If $$\mu =0$$ and (A1)(A2) are satisfied, then for every $$\lambda >0$$ problem (1.1) has at least one positive solution;

2. (ii)

If $$\lambda =0$$ and (B1)(B2) are satisfied, then there exists $$\mu ^{*}>0$$ such that, for every $$\mu >\mu ^{*}$$, problem (1.1) has at least one positive solution;

3. (iii)

If $$\lambda =0$$ and (B1)(B3) are satisfied, then there exists $$\mu ^{*}>0$$ such that, for every $$\mu >\mu ^{*}$$, problem (1.1) has at least two positive solutions;

4. (iv)

If (A1)(A3) and (B1)(B3) are satisfied, then there exist $$\mu ^{*}>0$$ and a function $$\lambda (\cdot ):(\mu ^{*},+\infty )\rightarrow \mathbb{R}$$ such that, for every $$\mu >\mu ^{*}$$, $$\lambda \in (0,\lambda (\mu ))$$, problem (1.1) has at least three positive solutions.

### Proof

Step 1. An equivalent problem. Fix $$\lambda \geq 0$$ and $$\mu \geq 0$$. Assume (H), (A2) ($$\lambda >0$$) and (B2) ($$\mu >0$$). Define the functions $$\bar{a},\bar{b},\bar{f}:\mathbb{T}\times [-\frac{N-1}{2}, \frac{N-1}{2}]\rightarrow \mathbb{R}$$ by

\begin{aligned}& \bar{a}(t,x)= \textstyle\begin{cases} a(t,0), &-\frac{N-1}{2}\leq x< 0, \\ a(t,x), &0\leq x\leq \frac{N-1}{2}, \end{cases}\displaystyle \\& \bar{b}(t,x)= \textstyle\begin{cases} b(t,0), &-\frac{N-1}{2}\leq x< 0, \\ b(t,x), &0\leq x\leq \frac{N-1}{2}, \end{cases}\displaystyle \end{aligned}

and $$\bar{f}=\lambda \bar{a}+\mu \bar{b}$$.

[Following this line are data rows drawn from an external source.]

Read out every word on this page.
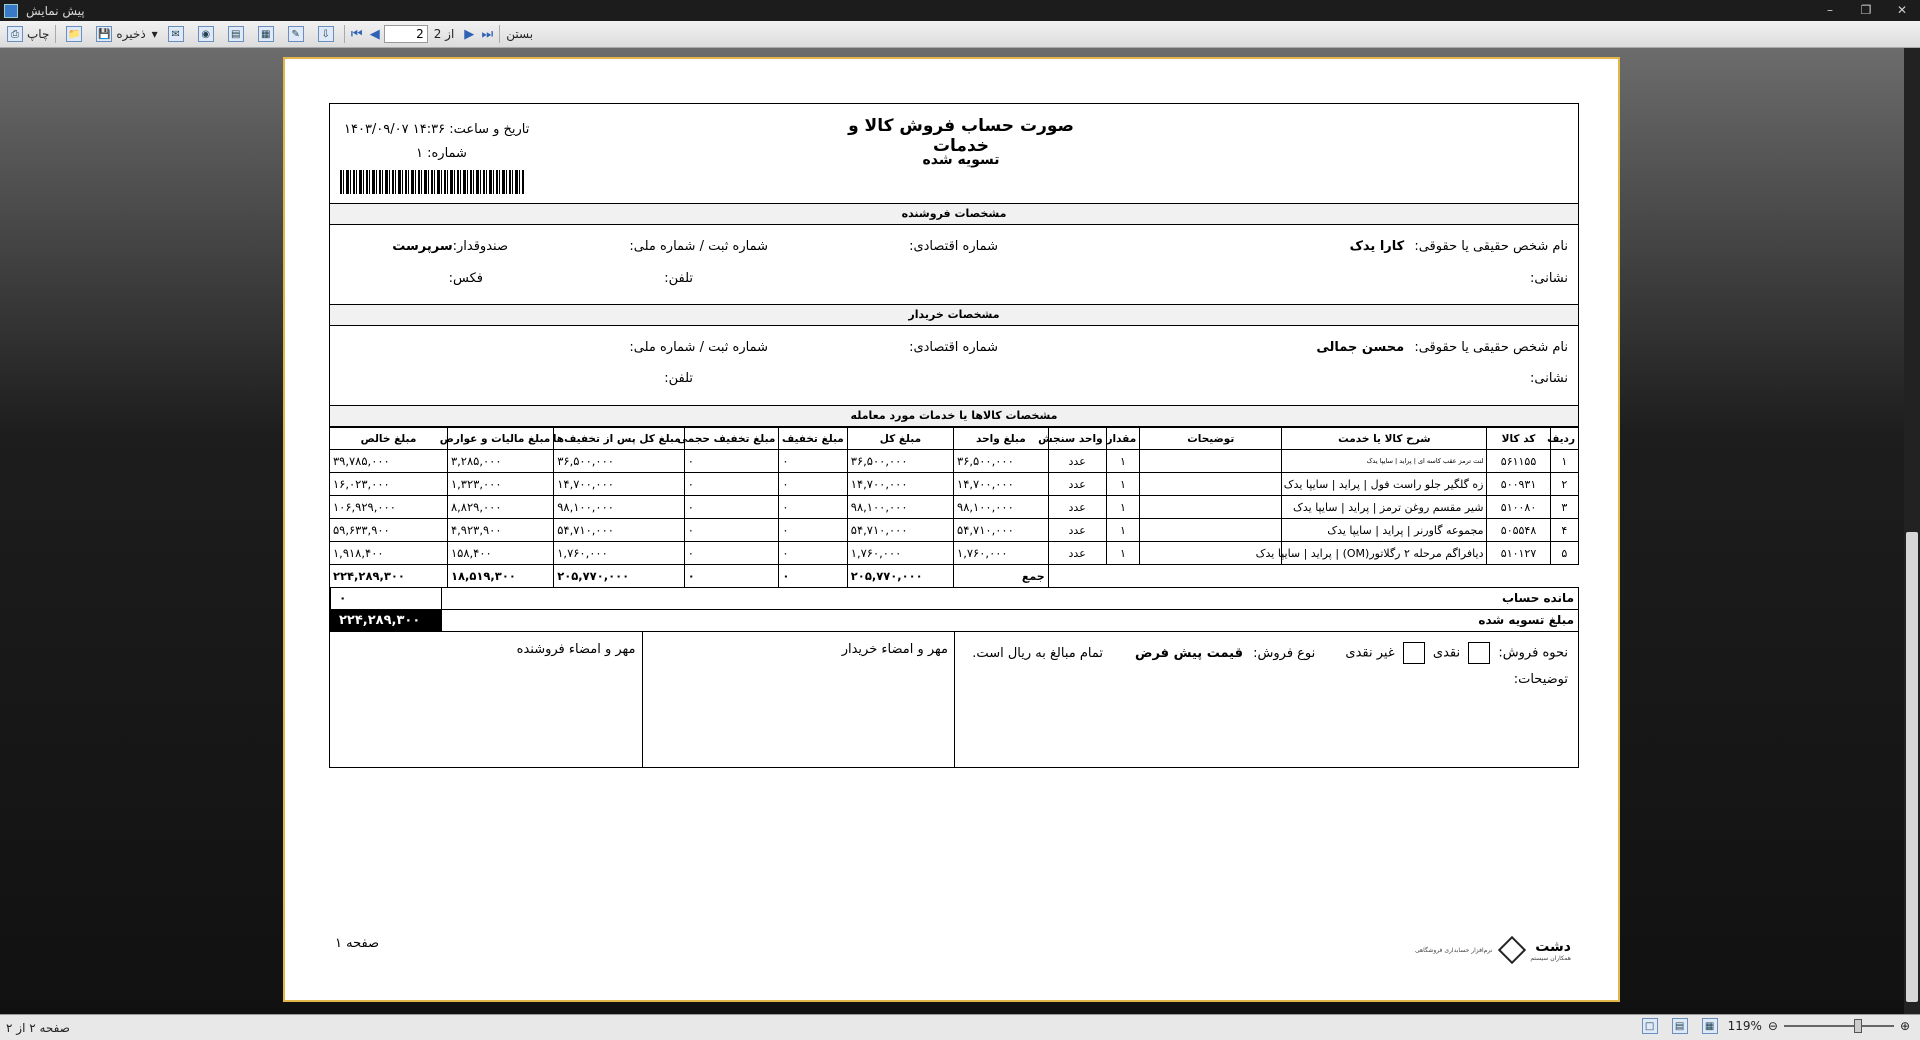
پیش نمایش	–	❐	✕
⎙ چاپ 📁 💾 ذخیره ▾	✉	◉	▤	▦	✎	⇩ ⏮ ◀
2	از 2 ▶ ⏭ بستن
صورت حساب فروش کالا و خدمات
تسویه شده
تاریخ و ساعت: ۱۴:۳۶ ۱۴۰۳/۰۹/۰۷
شماره: ۱
مشخصات فروشنده
نام شخص حقیقی یا حقوقی: کارا یدک
شماره اقتصادی:
شماره ثبت / شماره ملی:
صندوقدار:سرپرست
نشانی:
تلفن:
فکس:
مشخصات خریدار
نام شخص حقیقی یا حقوقی: محسن جمالی
شماره اقتصادی:
شماره ثبت / شماره ملی:
نشانی:
تلفن:
مشخصات کالاها یا خدمات مورد معامله
ردیف	کد کالا	شرح کالا یا خدمت	توضیحات	مقدار	واحد سنجش	مبلغ واحد	مبلغ کل	مبلغ تخفیف	مبلغ تخفیف حجمی	مبلغ کل پس از تخفیف‌ها	مبلغ مالیات و عوارض	مبلغ خالص
۱	۵۶۱۱۵۵	لنت ترمز عقب کاسه ای | پراید | سایپا یدک		۱	عدد	۳۶,۵۰۰,۰۰۰	۳۶,۵۰۰,۰۰۰	۰	۰	۳۶,۵۰۰,۰۰۰	۳,۲۸۵,۰۰۰	۳۹,۷۸۵,۰۰۰
۲	۵۰۰۹۳۱	زه گلگیر جلو راست فول | پراید | سایپا یدک		۱	عدد	۱۴,۷۰۰,۰۰۰	۱۴,۷۰۰,۰۰۰	۰	۰	۱۴,۷۰۰,۰۰۰	۱,۳۲۳,۰۰۰	۱۶,۰۲۳,۰۰۰
۳	۵۱۰۰۸۰	شیر مقسم روغن ترمز | پراید | سایپا یدک		۱	عدد	۹۸,۱۰۰,۰۰۰	۹۸,۱۰۰,۰۰۰	۰	۰	۹۸,۱۰۰,۰۰۰	۸,۸۲۹,۰۰۰	۱۰۶,۹۲۹,۰۰۰
۴	۵۰۵۵۴۸	مجموعه گاورنر | پراید | سایپا یدک		۱	عدد	۵۴,۷۱۰,۰۰۰	۵۴,۷۱۰,۰۰۰	۰	۰	۵۴,۷۱۰,۰۰۰	۴,۹۲۳,۹۰۰	۵۹,۶۳۳,۹۰۰
۵	۵۱۰۱۲۷	دیافراگم مرحله ۲ رگلاتور(OM) | پراید | سایپا یدک		۱	عدد	۱,۷۶۰,۰۰۰	۱,۷۶۰,۰۰۰	۰	۰	۱,۷۶۰,۰۰۰	۱۵۸,۴۰۰	۱,۹۱۸,۴۰۰
						جمع	۲۰۵,۷۷۰,۰۰۰	۰	۰	۲۰۵,۷۷۰,۰۰۰	۱۸,۵۱۹,۳۰۰	۲۲۴,۲۸۹,۳۰۰
مانده حساب
۰
مبلغ تسویه شده
۲۲۴,۲۸۹,۳۰۰
نحوه فروش:  نقدی  غیر نقدی نوع فروش: قیمت پیش فرض
تمام مبالغ به ریال است.
توضیحات:
مهر و امضاء خریدار
مهر و امضاء فروشنده
صفحه ۱	نرم‌افزار حسابداری فروشگاهی	دشت
همکاران سیستم
صفحه ۲ از ۲	□	▤	▦ 119% ⊖	⊕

Notice that any nontrivial solution u of the Dirichlet problem

$$\textstyle\begin{cases} -\nabla [\phi (\triangle u(t))]=\lambda \bar{a}(t,u(t))+\mu \bar{b}(t,u(t)), \quad t\in \mathbb{T}, \\ u(1)=u(N)=0 \end{cases}$$
(3.1)

is positive. Indeed, as $$\bar{f}(t,x)\geq 0$$ for all $$t\in \mathbb{T}$$, $$x\in [-\frac{N-1}{2},0]$$, multiplying the equation in (3.1) by $$\mathbf{u}^{-}:=-\min \{\mathbf{u},\mathbf{0}\}$$ and summing by parts, we have

\begin{aligned} 0&\leq \sum_{t=1}^{N} \bar{f}(t,u)u^{-}=-\sum_{t=1}^{N} \nabla \bigl[\phi (\triangle u)\bigr]u^{-}=\sum _{t=1}^{N-1} \phi ( \triangle u)\triangle \bigl(u^{-}\bigr) \\ &=-\sum_{t=1}^{N-1} \phi \bigl( \triangle \bigl(u^{-}\bigr)\bigr)\triangle \bigl(u^{-}\bigr)\leq 0, \end{aligned}

and hence $$\triangle (\mathbf{u}^{-})=0$$. As $$u(1)^{-}=u(N)^{-}=0$$, we conclude that $$\mathbf{u}^{-}=0$$. Therefore u is a positive solution of (1.1) if and only if it is a nontrivial solution of (3.1).

We set

$$D=\bigl\{ \mathbf{u}\in Y: \vert \triangle \mathbf{u} \vert _{\infty }< 1\bigr\}$$

and denote $$K:\mathbb{R}^{N}\rightarrow Y$$ that sends any vector v onto the unique solution $$\mathbf{w}\in Y$$ of

$$\textstyle\begin{cases} -\nabla [\phi (\triangle w(t))]=v(t), \quad t\in \mathbb{T}, \\ w(1)=w(N)=0. \end{cases}$$

The operator $$N_{\lambda ,\mu }:\bar{D}\rightarrow \mathbb{R}^{N}$$ is defined by

$$N_{\lambda ,\mu }(u)=\bar{f}(\cdot ,u),$$

and the operator $$F_{\lambda ,\mu }=K\circ N_{\lambda ,\mu }$$ is completely continuous because Y is a finite dimensional space. Obviously, a function u is a positive solution of (3.1) if and only if $$\mathbf{u}\in D$$ is a nontrivial fixed point of $$F_{\lambda ,\mu }$$.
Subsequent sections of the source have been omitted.